Korkusuz
Memduh Bayraktaroğlu

Bilhassa erkek milletinin büyük bir bölümü mülkiyetindeki mallara davrandığı gibi davranıyor, eşlerine...

Bugün pazartesi... Baharın müjdecisi Mart’ın ilk günü...

Tabii ki, kapıdan baktıran...

Kazma kürek yaktıran bir ay olduğu da bilinir...

Ama...

Nevruz da yine mart ayının en güzel günlerinden biridir...



Ve benim için ayrıca...

Biri 40, diğeri 38 yaşındaki iki evladımın annesi de olan, 53 yıllık sevgilimin doğum gününü kutladığımız aydır Mart...





İncilay’dan söz ederken “sevgilim” deyişimi yadırgayanlar...

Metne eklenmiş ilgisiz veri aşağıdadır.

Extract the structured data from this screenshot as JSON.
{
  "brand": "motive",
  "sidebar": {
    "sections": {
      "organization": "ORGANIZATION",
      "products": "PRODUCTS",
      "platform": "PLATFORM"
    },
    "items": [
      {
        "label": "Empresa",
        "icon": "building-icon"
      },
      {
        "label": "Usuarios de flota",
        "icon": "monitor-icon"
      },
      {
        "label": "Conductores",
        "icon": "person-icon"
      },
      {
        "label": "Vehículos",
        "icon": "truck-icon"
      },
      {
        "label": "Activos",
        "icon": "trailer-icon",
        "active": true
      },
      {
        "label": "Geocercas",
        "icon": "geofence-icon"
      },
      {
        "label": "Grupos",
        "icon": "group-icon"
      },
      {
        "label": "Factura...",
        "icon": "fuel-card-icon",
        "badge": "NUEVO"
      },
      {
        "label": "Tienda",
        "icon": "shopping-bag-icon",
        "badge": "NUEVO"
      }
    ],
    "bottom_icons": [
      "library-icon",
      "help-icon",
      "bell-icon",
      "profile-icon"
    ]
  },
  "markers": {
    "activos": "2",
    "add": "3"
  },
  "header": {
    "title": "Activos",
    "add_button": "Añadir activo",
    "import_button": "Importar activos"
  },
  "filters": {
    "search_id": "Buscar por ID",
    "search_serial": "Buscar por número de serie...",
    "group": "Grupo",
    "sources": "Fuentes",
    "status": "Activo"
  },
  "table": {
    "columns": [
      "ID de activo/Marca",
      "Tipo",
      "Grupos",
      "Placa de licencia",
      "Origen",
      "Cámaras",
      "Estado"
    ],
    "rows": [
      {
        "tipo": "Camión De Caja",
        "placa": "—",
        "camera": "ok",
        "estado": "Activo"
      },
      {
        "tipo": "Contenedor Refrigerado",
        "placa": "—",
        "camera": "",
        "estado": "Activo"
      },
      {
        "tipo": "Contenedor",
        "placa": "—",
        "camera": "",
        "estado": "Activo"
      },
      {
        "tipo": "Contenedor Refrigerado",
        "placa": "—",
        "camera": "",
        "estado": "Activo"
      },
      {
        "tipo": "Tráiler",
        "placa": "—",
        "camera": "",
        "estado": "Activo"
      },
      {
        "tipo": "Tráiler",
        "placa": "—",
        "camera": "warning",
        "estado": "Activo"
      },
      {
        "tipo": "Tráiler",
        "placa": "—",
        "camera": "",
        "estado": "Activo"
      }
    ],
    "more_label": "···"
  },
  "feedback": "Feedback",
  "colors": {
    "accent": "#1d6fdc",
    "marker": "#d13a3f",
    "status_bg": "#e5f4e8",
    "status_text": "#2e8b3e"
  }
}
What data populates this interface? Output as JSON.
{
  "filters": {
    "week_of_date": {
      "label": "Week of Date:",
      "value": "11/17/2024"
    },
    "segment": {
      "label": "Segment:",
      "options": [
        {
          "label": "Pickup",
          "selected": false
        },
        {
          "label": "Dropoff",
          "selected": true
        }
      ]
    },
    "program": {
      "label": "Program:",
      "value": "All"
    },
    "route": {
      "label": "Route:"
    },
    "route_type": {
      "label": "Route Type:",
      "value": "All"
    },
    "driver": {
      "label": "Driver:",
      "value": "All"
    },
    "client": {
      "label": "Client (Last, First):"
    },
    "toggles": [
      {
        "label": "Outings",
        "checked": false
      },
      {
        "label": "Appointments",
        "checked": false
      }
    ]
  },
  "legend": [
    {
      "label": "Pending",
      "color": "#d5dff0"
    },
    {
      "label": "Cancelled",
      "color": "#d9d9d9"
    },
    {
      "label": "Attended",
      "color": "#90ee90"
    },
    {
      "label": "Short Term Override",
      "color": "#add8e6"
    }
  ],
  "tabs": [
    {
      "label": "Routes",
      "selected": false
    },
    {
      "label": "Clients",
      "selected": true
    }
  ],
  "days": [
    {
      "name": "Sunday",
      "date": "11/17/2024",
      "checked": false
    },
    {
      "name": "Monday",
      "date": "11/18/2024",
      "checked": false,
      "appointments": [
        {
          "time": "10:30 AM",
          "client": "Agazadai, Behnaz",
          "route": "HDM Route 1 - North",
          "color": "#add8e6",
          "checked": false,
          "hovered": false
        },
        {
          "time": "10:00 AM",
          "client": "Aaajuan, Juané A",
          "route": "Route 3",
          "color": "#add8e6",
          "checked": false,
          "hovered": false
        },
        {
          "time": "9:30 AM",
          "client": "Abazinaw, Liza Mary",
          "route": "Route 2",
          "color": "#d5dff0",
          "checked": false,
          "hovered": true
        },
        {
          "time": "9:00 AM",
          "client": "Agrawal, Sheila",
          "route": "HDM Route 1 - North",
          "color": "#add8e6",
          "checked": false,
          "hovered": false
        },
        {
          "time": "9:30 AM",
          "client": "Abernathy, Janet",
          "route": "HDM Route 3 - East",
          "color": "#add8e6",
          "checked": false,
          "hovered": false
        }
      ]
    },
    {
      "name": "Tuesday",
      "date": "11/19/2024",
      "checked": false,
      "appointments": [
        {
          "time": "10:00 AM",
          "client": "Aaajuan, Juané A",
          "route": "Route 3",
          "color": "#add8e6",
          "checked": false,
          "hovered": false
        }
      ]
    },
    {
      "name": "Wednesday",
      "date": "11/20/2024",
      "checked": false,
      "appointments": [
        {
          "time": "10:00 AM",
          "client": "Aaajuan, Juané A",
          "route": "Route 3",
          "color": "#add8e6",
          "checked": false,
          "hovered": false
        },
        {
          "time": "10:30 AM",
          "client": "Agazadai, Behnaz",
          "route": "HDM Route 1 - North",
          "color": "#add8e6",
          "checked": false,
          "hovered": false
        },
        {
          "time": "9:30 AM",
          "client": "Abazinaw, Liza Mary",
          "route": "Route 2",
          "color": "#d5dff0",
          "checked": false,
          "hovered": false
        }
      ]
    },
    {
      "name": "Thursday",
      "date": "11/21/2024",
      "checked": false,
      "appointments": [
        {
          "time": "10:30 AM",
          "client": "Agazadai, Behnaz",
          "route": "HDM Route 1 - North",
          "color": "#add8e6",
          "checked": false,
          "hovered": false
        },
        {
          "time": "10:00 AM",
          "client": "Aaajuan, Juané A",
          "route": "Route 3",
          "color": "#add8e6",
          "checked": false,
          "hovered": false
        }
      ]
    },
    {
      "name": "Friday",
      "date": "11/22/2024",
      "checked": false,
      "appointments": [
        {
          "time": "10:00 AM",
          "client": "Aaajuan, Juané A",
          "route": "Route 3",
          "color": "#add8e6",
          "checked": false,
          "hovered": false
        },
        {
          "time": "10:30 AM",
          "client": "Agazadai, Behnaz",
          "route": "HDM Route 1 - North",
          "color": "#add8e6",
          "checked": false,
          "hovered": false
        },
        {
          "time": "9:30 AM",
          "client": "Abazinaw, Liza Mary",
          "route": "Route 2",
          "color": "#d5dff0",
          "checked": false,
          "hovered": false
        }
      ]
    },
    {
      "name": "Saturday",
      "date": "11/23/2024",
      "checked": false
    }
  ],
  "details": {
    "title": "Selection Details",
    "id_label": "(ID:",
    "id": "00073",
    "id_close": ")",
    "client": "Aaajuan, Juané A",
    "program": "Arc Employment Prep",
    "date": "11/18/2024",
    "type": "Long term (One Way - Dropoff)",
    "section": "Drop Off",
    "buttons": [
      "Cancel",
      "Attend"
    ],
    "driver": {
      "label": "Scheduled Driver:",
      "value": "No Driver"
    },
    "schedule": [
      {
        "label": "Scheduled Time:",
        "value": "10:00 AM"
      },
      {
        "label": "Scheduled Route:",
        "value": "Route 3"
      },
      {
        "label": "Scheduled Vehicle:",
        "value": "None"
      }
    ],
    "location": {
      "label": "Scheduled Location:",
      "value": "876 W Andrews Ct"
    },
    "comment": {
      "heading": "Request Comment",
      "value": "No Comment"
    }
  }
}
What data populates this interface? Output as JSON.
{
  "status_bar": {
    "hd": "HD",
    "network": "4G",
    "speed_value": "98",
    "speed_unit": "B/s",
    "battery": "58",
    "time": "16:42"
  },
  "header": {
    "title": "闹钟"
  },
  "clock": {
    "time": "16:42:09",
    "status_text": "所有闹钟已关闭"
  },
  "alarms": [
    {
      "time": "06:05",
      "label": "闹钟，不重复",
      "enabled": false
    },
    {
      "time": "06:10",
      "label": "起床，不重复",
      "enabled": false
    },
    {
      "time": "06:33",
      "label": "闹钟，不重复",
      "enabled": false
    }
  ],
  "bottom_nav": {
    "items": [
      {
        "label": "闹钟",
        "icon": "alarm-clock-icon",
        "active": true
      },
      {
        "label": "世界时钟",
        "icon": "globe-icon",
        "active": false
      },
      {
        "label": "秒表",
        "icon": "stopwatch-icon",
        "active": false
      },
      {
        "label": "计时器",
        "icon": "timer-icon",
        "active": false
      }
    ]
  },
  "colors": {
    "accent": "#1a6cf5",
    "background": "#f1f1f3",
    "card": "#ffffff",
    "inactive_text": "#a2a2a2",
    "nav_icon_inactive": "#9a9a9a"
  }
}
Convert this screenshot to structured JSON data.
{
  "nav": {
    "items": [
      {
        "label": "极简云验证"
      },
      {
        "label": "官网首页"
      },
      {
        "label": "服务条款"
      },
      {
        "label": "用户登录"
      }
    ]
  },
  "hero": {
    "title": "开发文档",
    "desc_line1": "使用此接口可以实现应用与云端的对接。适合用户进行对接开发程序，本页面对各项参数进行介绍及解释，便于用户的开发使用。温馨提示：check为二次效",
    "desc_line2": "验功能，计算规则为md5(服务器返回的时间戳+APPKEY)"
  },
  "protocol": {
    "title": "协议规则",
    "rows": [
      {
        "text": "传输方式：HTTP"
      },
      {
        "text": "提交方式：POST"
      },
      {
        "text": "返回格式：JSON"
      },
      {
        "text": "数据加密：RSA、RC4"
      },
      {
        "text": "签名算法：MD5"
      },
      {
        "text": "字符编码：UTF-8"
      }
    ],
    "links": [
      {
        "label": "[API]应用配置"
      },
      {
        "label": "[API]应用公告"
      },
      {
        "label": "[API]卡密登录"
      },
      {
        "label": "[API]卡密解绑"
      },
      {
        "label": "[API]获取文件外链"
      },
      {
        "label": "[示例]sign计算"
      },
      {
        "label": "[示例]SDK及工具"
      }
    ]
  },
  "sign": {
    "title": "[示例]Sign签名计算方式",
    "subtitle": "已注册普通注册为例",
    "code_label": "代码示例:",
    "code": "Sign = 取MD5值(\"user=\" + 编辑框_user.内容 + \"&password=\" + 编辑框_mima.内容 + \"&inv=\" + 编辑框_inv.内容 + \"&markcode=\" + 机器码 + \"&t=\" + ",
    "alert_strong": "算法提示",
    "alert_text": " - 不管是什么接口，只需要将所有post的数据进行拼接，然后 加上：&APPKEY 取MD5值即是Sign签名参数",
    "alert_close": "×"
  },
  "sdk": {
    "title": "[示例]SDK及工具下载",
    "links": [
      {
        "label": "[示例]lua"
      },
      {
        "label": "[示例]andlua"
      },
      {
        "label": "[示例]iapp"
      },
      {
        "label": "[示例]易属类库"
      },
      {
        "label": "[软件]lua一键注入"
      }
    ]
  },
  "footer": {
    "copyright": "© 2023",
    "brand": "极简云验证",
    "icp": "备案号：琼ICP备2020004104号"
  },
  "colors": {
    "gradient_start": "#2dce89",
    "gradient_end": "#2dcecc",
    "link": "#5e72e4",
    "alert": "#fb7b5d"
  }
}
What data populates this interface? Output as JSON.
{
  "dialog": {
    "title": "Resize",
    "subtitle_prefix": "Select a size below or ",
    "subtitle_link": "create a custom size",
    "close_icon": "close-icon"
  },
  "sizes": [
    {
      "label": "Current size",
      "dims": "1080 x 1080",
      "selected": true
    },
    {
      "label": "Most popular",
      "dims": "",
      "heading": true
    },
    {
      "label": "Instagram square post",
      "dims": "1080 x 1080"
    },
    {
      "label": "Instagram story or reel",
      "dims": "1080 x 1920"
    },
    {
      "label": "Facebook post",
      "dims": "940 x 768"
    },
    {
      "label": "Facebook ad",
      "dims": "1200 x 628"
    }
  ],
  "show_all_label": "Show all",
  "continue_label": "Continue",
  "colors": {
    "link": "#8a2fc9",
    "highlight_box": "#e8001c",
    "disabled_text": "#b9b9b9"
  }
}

Ya da beni henüz tanımış olanlar:

“Dede ya; sen bekar mısın?.. Sevgilinle nikahsız mı yaşıyorsun?” gibi sorular sorar...



Onlara derim ki...

İncilay’ı tanıdım ve sevdim...

Tanışır tanışmaz karım olmadı...

Ama sevgilim oldu...

Aradan geçen şu kadar zamandır (Bugün 53 yıl) da halen sevgilim...

Ne yani?..

Nikahlandığımız gün ona:

“Artık sen benim sevgilim değil, karımsın” mı demeliydim?..

Sevgililikten istifa mı etmeliydim...



Canlarım...

Erkek ya da kadın...

Resmi nikahlı ya da değil...

Sevgiliniz olmuşsa biri...

Lütfen hep öyle kalsın...



Çünkü...

“Eşiniz” ya da “Kocanız/karınız” oluğunda sanki bir mülkiyet hakkı doğmuş gibi oluyor...

Ve ne yazık ki...

İnsan; dini, dili, ırkı, milliyeti, rengi ne olursa olsun...

Bilhassa erkek olanlar...

Mülkiyetindeki mallara davrandığı gibi davranıyor, eşlerine...



Sevgilisine el kaldıramayan erkek...

Sevgililik “karılığa/eşliğe” dönüşünce...

En aşağılık şiddet eylemlerini uygulayabiliyor...



Siz, siz olun...

Sevgili olmaktan asla vazgeçmeyin...



Bugün izninizle...

Gündem dışı devam edeceğim...

Ve...

Ülkemizin yetiştirdiği soyadı gibi tatlı değerlerinden biri olan Bal Mahmut’tan (Baler) fıkralar anlatacağım...

RIZKINI VERMEDİKTEN SONRA


Mevsim yaz, hava çok sıcak...

Bektaşi, su arkının kenarına oturmuş, çamurdan insan heykelcikleri yapıp yan yana diziyor...

Oradan geçmekte olan bir Softanın dikkatini çekiyor Bektaşi’nin uğraşı...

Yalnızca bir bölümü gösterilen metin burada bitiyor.